What is it about a frontier that just beckons?
I am sitting at a cafe in the Thai town of Chiang Khan, peering over at the shore of Laos just 500 yards away. Separating us is a river like any other, yet I feel an almost magnetic pull to cross it. Between sips of coffee and pages of my book, the activity on the opposite bank keeps stealing my attention.
The geography of identity here is confusing. One thousand miles south of this town, people speak the same language, use the same currency, and share the same lifestyle. Yet, a mere 500 yards across the Mekong, everything shifts. They speak a different tongue, eat different foods, and follow different customs. Their Lao neighbors define themselves as more distinct from the Thai people than those living halfway down the Malay Peninsula.
The Taunting Ferries
While I’d love to see how the world changes in those few hundred yards, it’s the “forbidden fruit.” This isn’t a designated international border crossing, meaning there’s no customs office to stamp a passport, and the simple boats ferrying people back and forth below me are a constant taunt.

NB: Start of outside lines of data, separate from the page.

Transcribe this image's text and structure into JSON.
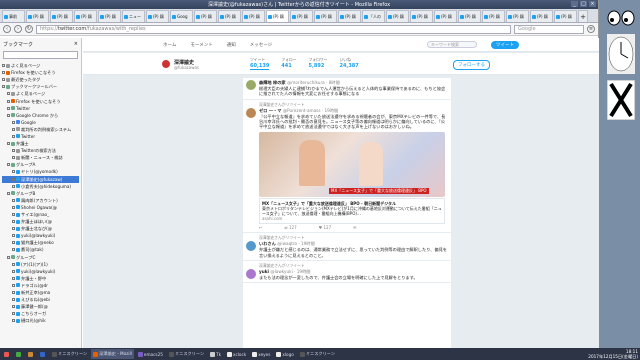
{
  "window": {
    "title": "深澤諭史(@fukazawas)さん | Twitterからの返信付きツイート - Mozilla Firefox",
    "controls": [
      "_",
      "□",
      "×"
    ]
  },
  "tabs": [
    {
      "label": "事前",
      "active": false
    },
    {
      "label": "(P) 鶏",
      "active": false
    },
    {
      "label": "(P) 鶏",
      "active": false
    },
    {
      "label": "(P) 鶏",
      "active": false
    },
    {
      "label": "(P) 鶏",
      "active": false
    },
    {
      "label": "ニュー",
      "active": false
    },
    {
      "label": "(P) 鶏",
      "active": false
    },
    {
      "label": "Goog",
      "active": false
    },
    {
      "label": "(P) 鶏",
      "active": false
    },
    {
      "label": "(P) 鶏",
      "active": false
    },
    {
      "label": "(P) 鶏",
      "active": false
    },
    {
      "label": "(P) 鶏",
      "active": true
    },
    {
      "label": "(P) 鶏",
      "active": false
    },
    {
      "label": "(P) 鶏",
      "active": false
    },
    {
      "label": "(P) 鶏",
      "active": false
    },
    {
      "label": "「人の",
      "active": false
    },
    {
      "label": "(P) 鶏",
      "active": false
    },
    {
      "label": "(P) 鶏",
      "active": false
    },
    {
      "label": "(P) 鶏",
      "active": false
    },
    {
      "label": "(P) 鶏",
      "active": false
    },
    {
      "label": "(P) 鶏",
      "active": false
    },
    {
      "label": "(P) 鶏",
      "active": false
    },
    {
      "label": "(P) 鶏",
      "active": false
    },
    {
      "label": "(P) 鶏",
      "active": false
    }
  ],
  "nav": {
    "url_prefix": "https://",
    "url_host": "twitter.com",
    "url_path": "/fukazawas/with_replies",
    "search_placeholder": "Google"
  },
  "sidebar": {
    "title": "ブックマーク",
    "search_placeholder": "",
    "items": [
      {
        "label": "よく見るページ",
        "indent": 0,
        "color": "#999",
        "sel": false
      },
      {
        "label": "Firefox を使いこなそう",
        "indent": 0,
        "color": "#e66000",
        "sel": false
      },
      {
        "label": "最近使ったタグ",
        "indent": 0,
        "color": "#999",
        "sel": false
      },
      {
        "label": "ブックマークツールバー",
        "indent": 0,
        "color": "#6a8",
        "sel": false
      },
      {
        "label": "よく見るページ",
        "indent": 1,
        "color": "#999",
        "sel": false
      },
      {
        "label": "Firefox を使いこなそう",
        "indent": 1,
        "color": "#e66000",
        "sel": false
      },
      {
        "label": "Twitter",
        "indent": 1,
        "color": "#6a8",
        "sel": false
      },
      {
        "label": "Google Chrome から",
        "indent": 1,
        "color": "#6a8",
        "sel": false
      },
      {
        "label": "Google",
        "indent": 2,
        "color": "#4285f4",
        "sel": false
      },
      {
        "label": "裁判所の判例検索システム",
        "indent": 2,
        "color": "#999",
        "sel": false
      },
      {
        "label": "Twitter",
        "indent": 2,
        "color": "#1da1f2",
        "sel": false
      },
      {
        "label": "弁護士",
        "indent": 1,
        "color": "#6a8",
        "sel": false
      },
      {
        "label": "Twitterの検索方法",
        "indent": 2,
        "color": "#999",
        "sel": false
      },
      {
        "label": "新聞・ニュース・雑誌",
        "indent": 2,
        "color": "#999",
        "sel": false
      },
      {
        "label": "グループA",
        "indent": 1,
        "color": "#6a8",
        "sel": false
      },
      {
        "label": "ヤトリ(@yomodk)",
        "indent": 2,
        "color": "#1da1f2",
        "sel": false
      },
      {
        "label": "深澤諭史(@fukazaw)",
        "indent": 2,
        "color": "#1da1f2",
        "sel": true
      },
      {
        "label": "小倉秀夫(@hidekoguma)",
        "indent": 2,
        "color": "#1da1f2",
        "sel": false
      },
      {
        "label": "グループB",
        "indent": 1,
        "color": "#6a8",
        "sel": false
      },
      {
        "label": "鶏肉郎(アカウント)",
        "indent": 2,
        "color": "#1da1f2",
        "sel": false
      },
      {
        "label": "Shohei Ogawa(@",
        "indent": 2,
        "color": "#1da1f2",
        "sel": false
      },
      {
        "label": "サイエ(@nao_",
        "indent": 2,
        "color": "#1da1f2",
        "sel": false
      },
      {
        "label": "弁護士ほほい(@",
        "indent": 2,
        "color": "#1da1f2",
        "sel": false
      },
      {
        "label": "弁護士北なび(@",
        "indent": 2,
        "color": "#1da1f2",
        "sel": false
      },
      {
        "label": "yuki(@lawkyuki)",
        "indent": 2,
        "color": "#1da1f2",
        "sel": false
      },
      {
        "label": "猫弁護士(@neko",
        "indent": 2,
        "color": "#1da1f2",
        "sel": false
      },
      {
        "label": "鷹司(@tak)",
        "indent": 2,
        "color": "#1da1f2",
        "sel": false
      },
      {
        "label": "グループC",
        "indent": 1,
        "color": "#6a8",
        "sel": false
      },
      {
        "label": "(ア)(1)(ア)(1)",
        "indent": 2,
        "color": "#1da1f2",
        "sel": false
      },
      {
        "label": "yuki(@lawkyuki)",
        "indent": 2,
        "color": "#1da1f2",
        "sel": false
      },
      {
        "label": "弁護士・野中",
        "indent": 2,
        "color": "#1da1f2",
        "sel": false
      },
      {
        "label": "ドラゴル(@dr",
        "indent": 2,
        "color": "#1da1f2",
        "sel": false
      },
      {
        "label": "新井正幸(@ma",
        "indent": 2,
        "color": "#1da1f2",
        "sel": false
      },
      {
        "label": "えびるね(@ebi",
        "indent": 2,
        "color": "#1da1f2",
        "sel": false
      },
      {
        "label": "藤澤健一郎(@",
        "indent": 2,
        "color": "#1da1f2",
        "sel": false
      },
      {
        "label": "こちらオーガ",
        "indent": 2,
        "color": "#1da1f2",
        "sel": false
      },
      {
        "label": "樋口光(@hik",
        "indent": 2,
        "color": "#1da1f2",
        "sel": false
      }
    ]
  },
  "twitter": {
    "nav": [
      "ホーム",
      "モーメント",
      "通知",
      "メッセージ"
    ],
    "search_placeholder": "キーワード検索",
    "tweet_button": "ツイート",
    "profile": {
      "name": "深澤諭史",
      "handle": "@fukazawas",
      "follow_label": "フォローする"
    },
    "stats": [
      {
        "label": "ツイート",
        "value": "60,139"
      },
      {
        "label": "フォロー",
        "value": "441"
      },
      {
        "label": "フォロワー",
        "value": "5,892"
      },
      {
        "label": "いいね",
        "value": "24,387"
      }
    ],
    "tweets": [
      {
        "rt": "",
        "name": "森輝地 梓の家",
        "handle": "@moriteruchikura · 8時間",
        "body": "総理大臣の夫婦人に逮捕?わかまでん人運営から伝えると人体的な事業保持であるのに、もちと協会に推されてた人の情報を大変にお任せする事態になる",
        "avatar": "#9a6",
        "media": false
      },
      {
        "rt": "深澤諭史さんがリツイート",
        "name": "ゼロ 一・マ",
        "handle": "@Purezent-amass · 19時間",
        "body": "『公平中立な報道』を求めていた放送法遵守を求める視聴者の会が、東京MXテレビの一件等で、長谷川幸洋氏への批判・賛否の意見を。ニュース女子等の偏向報道は明らかに偏向しているのに、『公平中立な報道』を求めて放送法遵守ではなく大きな声を上げないのはおかしいね。",
        "avatar": "#b85",
        "media": true,
        "media_caption": "MX「ニュース女子」で「重大な放送倫理違反」 BPO",
        "card_title": "MX「ニュース女子」で「重大な放送倫理違反」 BPO - 朝日新聞デジタル",
        "card_body": "東京メトロポリタンテレビジョン(MXテレビ)が1月に沖縄の基地反対運動について伝えた番組「ニュース女子」について、放送倫理・番組向上機構(BPO)...",
        "card_url": "asahi.com",
        "acts": [
          "",
          "127",
          "127",
          ""
        ]
      },
      {
        "rt": "深澤諭史さんがリツイート",
        "name": "いわさん",
        "handle": "@iwaqtro · 19時間",
        "body": "弁護士が嫌だと感じるのは、通常業務で立法せずに、思っていた判例等の理由で解釈したり、偏見を言い換えるように見えるとのこと。",
        "avatar": "#59c",
        "media": false
      },
      {
        "rt": "深澤諭史さんがリツイート",
        "name": "yuki",
        "handle": "@lawkyuki · 19時間",
        "body": "またも法の理念が一変したので、弁護士会の立場を明確にした上で見解をとります。",
        "avatar": "#a7c",
        "media": false
      }
    ]
  },
  "taskbar": {
    "items": [
      {
        "label": "",
        "color": "#e55",
        "active": false
      },
      {
        "label": "",
        "color": "#4a4",
        "active": false
      },
      {
        "label": "",
        "color": "#c83",
        "active": false
      },
      {
        "label": "",
        "color": "#36c",
        "active": false
      },
      {
        "label": "ミニスクリーン",
        "color": "#555",
        "active": false
      },
      {
        "label": "深澤諭史 - Mozill",
        "color": "#e66000",
        "active": true
      },
      {
        "label": "emacs25",
        "color": "#7a5cc7",
        "active": false
      },
      {
        "label": "ミニスクリーン",
        "color": "#555",
        "active": false
      },
      {
        "label": "Tk",
        "color": "#ccc",
        "active": false
      },
      {
        "label": "xclock",
        "color": "#eee",
        "active": false
      },
      {
        "label": "xeyes",
        "color": "#eee",
        "active": false
      },
      {
        "label": "xlogo",
        "color": "#eee",
        "active": false
      },
      {
        "label": "ミニスクリーン",
        "color": "#555",
        "active": false
      }
    ],
    "clock_time": "18:11",
    "clock_date": "2017年12月15日(金曜日)"
  },
  "colors": {
    "accent": "#1da1f2",
    "sidebar_selected": "#3d7ad6"
  }
}
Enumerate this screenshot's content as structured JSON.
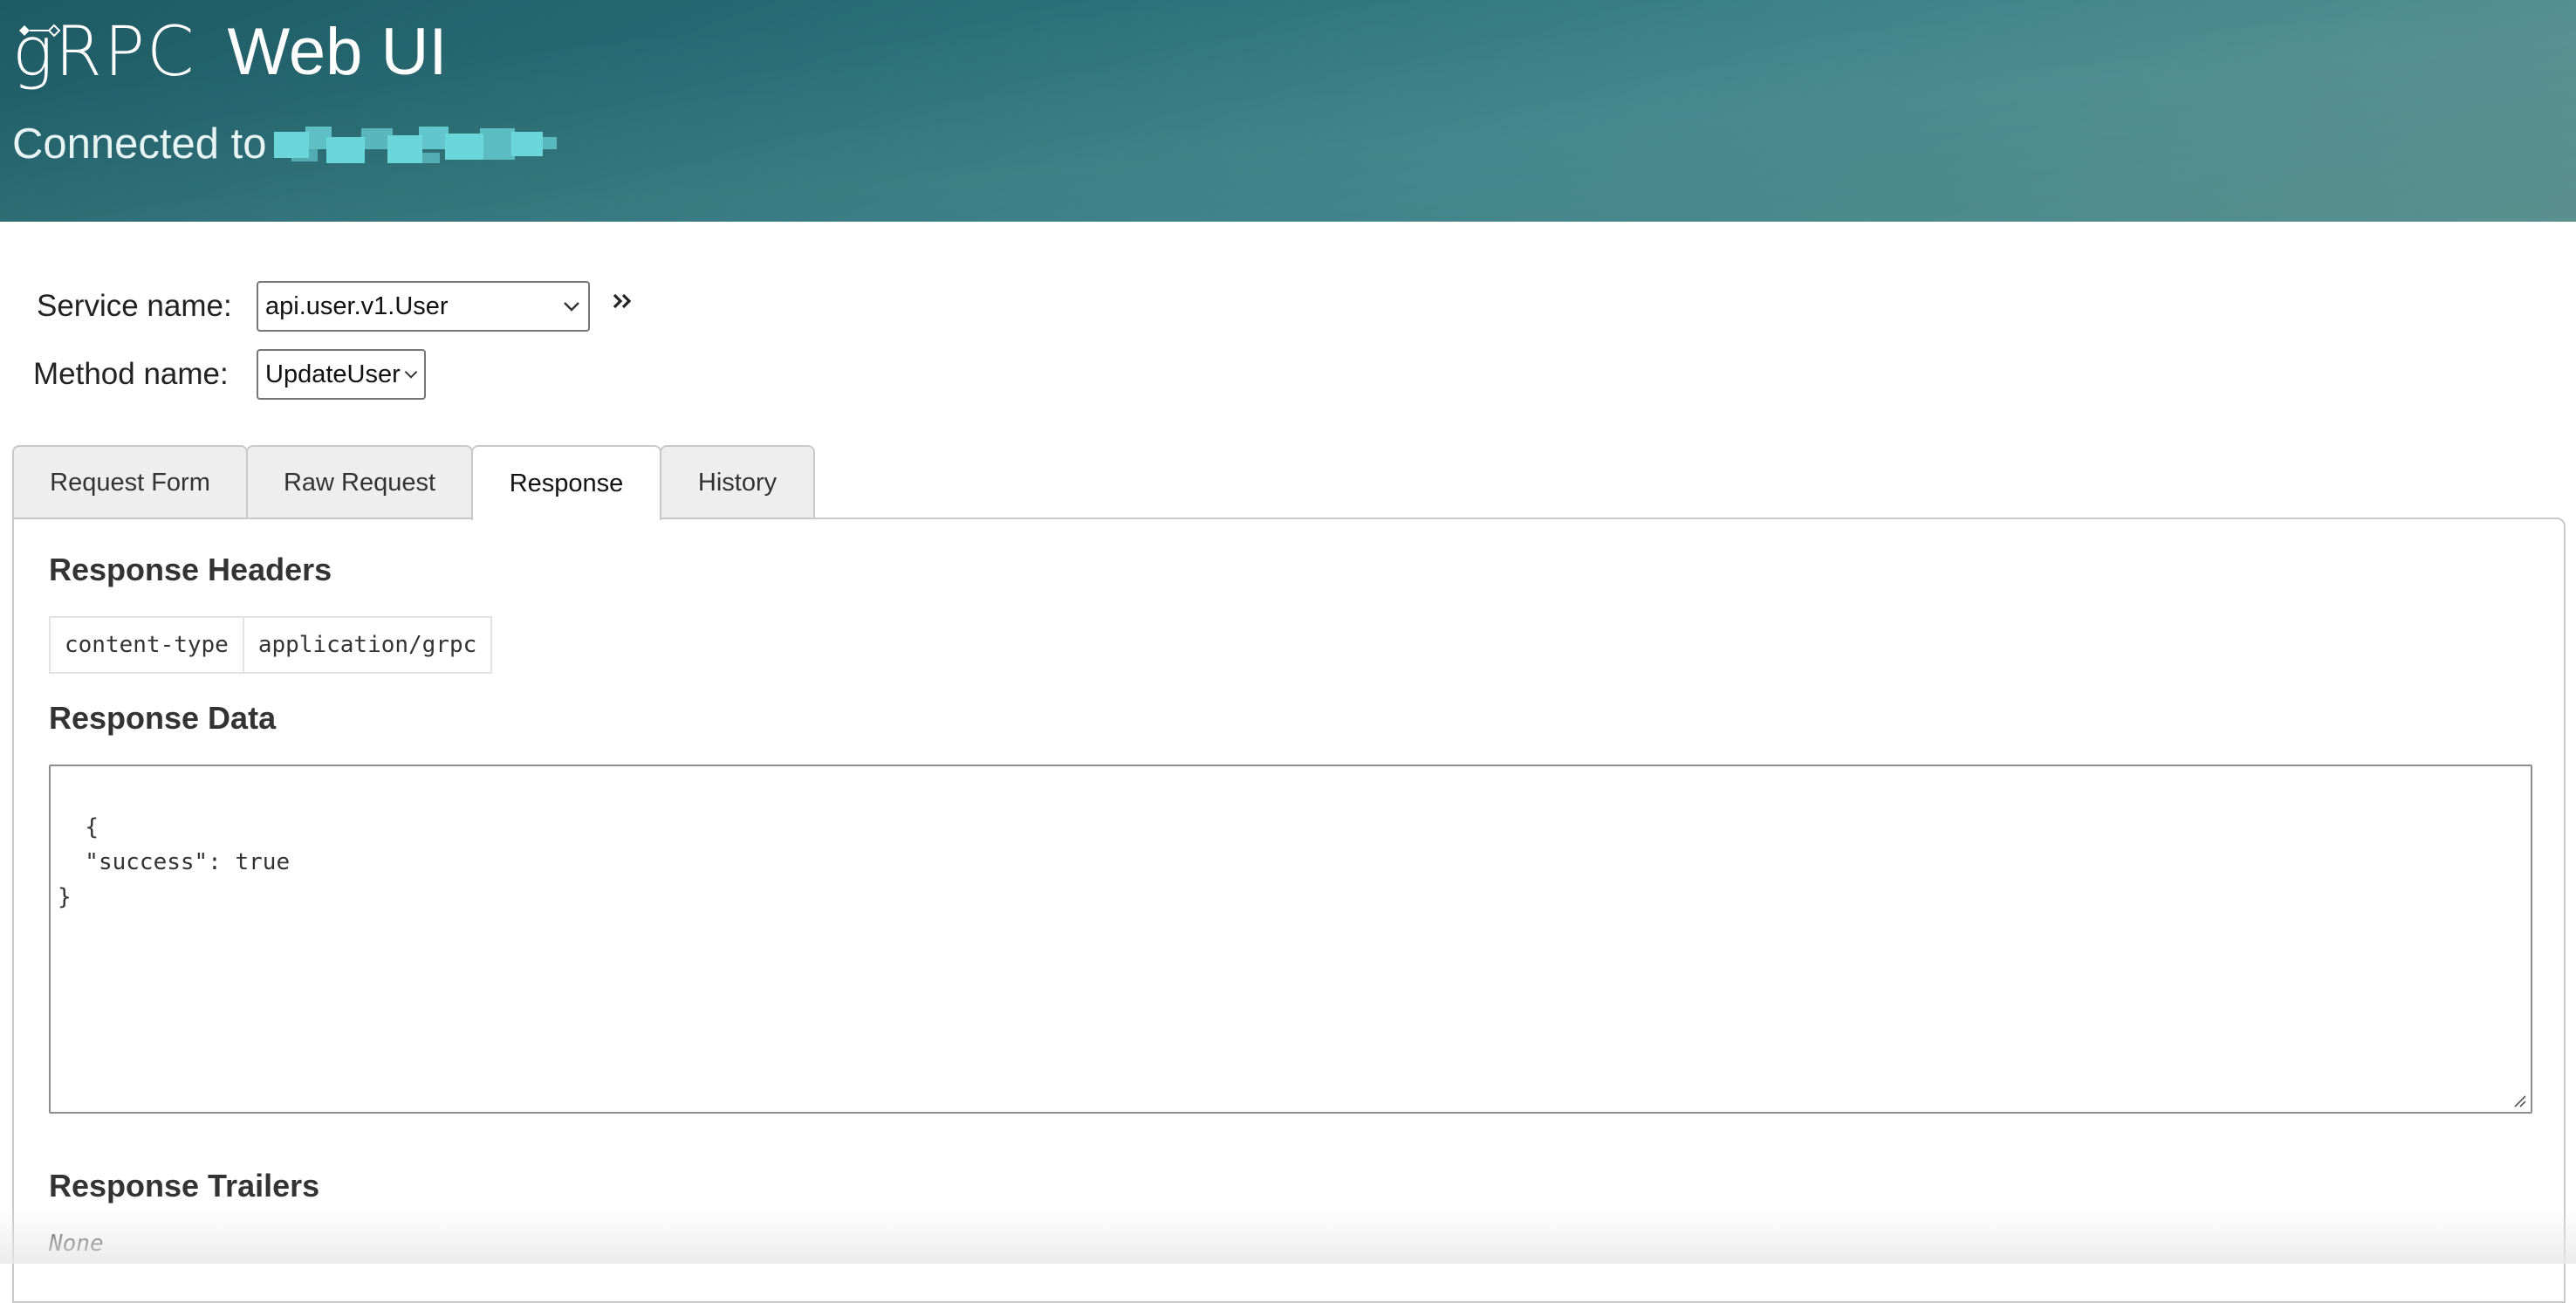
{
  "header": {
    "logo_text": "gRPC",
    "title": "Web UI",
    "connected_label": "Connected to"
  },
  "selectors": {
    "service_label": "Service name:",
    "service_value": "api.user.v1.User",
    "method_label": "Method name:",
    "method_value": "UpdateUser"
  },
  "tabs": [
    {
      "label": "Request Form"
    },
    {
      "label": "Raw Request"
    },
    {
      "label": "Response",
      "active": true
    },
    {
      "label": "History"
    }
  ],
  "response": {
    "headers_title": "Response Headers",
    "headers": [
      {
        "name": "content-type",
        "value": "application/grpc"
      }
    ],
    "data_title": "Response Data",
    "data_body": "{\n  \"success\": true\n}",
    "trailers_title": "Response Trailers",
    "trailers_value": "None"
  },
  "colors": {
    "header_gradient_start": "#1e5a64",
    "header_gradient_end": "#5a918f",
    "redacted": "#6bd6da"
  },
  "icons": {
    "expand": "double-chevron-right-icon",
    "dropdown": "chevron-down-icon",
    "resize": "resize-grip-icon"
  }
}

I wandered down to the ferry landing the other day to investigate, and learned that locals are allowed to cross, but foreigners are expressly forbidden. I’d encountered this peculiar quirk a few years ago and a bit further upstream in the town of Chiang Khong (a name that, in English, is linguistically identical to the town I’m in). In these pockets, the river is a neighborhood street rather than a national boundary—but only if you have the right ID. In order to cross, you must be from the corresponding province from either side of the river. Not any Thai or Lao citizen can cross. Locals are given a simplified border pass which allows them transit.
Lines on a Map vs. Reality
It’s odd how nations go out of their way to avoid building crossings along these vast stretches of border. We see this in North America, too. While the US-Mexico border has the formidable Rio Grande and harsh deserts, the northern border with Canada is primarily just a conceptual line drawn on paper.
Take Point Roberts, Washington, for example—a geographical accident that left a piece of the US physically inaccessible to the rest of the country unless you drive through Canada first. I’ve spent time in Blaine, WA, where a Canadian city sits directly on the other side of the border. There’s no wall, no fence—just a lack of a road. In some spots, you can simply walk across the grass. I may have tested that theory myself once.
The Motorbike Reconnaissance
Looking at the Mekong from my cafe chair, the distance is so short you could easily swim it. Of course, you’d want to do it under the cover of night to avoid the authorities, but once you climbed up the muddy bank on the other side, who would know you didn’t belong?
Driven by a bit of “frontier fever,” I noticed on a map that the Mekong turns north just west of town, while the border continues south. I rented a motorbike to see if there were any “unofficial” paths where the river barrier disappeared.
Just like the 49th parallel, there were no roads crossing the frontier. I found a small creek that served as the boundary, but crossing it would have required some serious bushwhacking through a farmer’s field—a move that felt like a one-way ticket to a very awkward conversation with border guards.
After several miles of scouting, I conceded. My curiosity, though caffeinated, would have to stay contained for now. I returned to the cafe with my book. My crossing would have to wait until the next day when I headed for the official border crossing at Nong Khai for my flight out of Vientiane. The frontier remains, for today, a mystery viewed from a distance.